Much attention has been paid to the government shutdown that started last week.  Many of us heard heart-tugging stories on public radio about the NIH closing down new subject enrollment at its “House of Hope,” the clinical trial hospital on the NIH main campus.  These stories gave many people the impression that clinical research halted around the country when the federal government failed to approve a Continuing Resolution.

The reality is both less dramatic in the short term and more concerning for the long term.  For the most part, federally-funded projects at university campuses and hospitals are continuing as usual (or, the new “usual,” as reduced by sequestration), because the grants already awarded are like I.O.U.s from the government.  By and large, university researchers will keep spending on their funded grants, with the knowledge that reimbursement will come once the government re-opens for business.
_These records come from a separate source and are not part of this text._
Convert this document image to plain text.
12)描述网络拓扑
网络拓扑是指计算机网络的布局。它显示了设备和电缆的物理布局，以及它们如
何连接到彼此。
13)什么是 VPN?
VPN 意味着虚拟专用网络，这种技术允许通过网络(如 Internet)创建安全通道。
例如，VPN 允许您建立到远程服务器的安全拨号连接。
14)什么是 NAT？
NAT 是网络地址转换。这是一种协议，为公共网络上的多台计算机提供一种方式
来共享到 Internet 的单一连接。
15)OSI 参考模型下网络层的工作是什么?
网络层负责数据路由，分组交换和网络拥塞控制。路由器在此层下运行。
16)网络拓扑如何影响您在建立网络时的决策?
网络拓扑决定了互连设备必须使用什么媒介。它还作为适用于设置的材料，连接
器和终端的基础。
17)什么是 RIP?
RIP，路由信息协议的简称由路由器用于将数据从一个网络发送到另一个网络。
The universities and hospitals are, in a sense, acting like banks that loan the government money while waiting for these expenses to be reimbursed.

Also, many clinical trials are funded by the pharmaceutical industry.  So it is not the case that hospitals are closing their doors to research en masse.  But the long-term effects of a shutdown will have lasting and compounding effects on our science pipeline.  The U.S. federal government is the single largest funder of scientific research at American universities.  Each month, thousands of grant proposals are sent to the various federal funding agencies for consideration.

These in turn are filtered and assigned to peer review committees.  The whole process of review, scoring, and funding approval typically takes months, sometimes more than a year.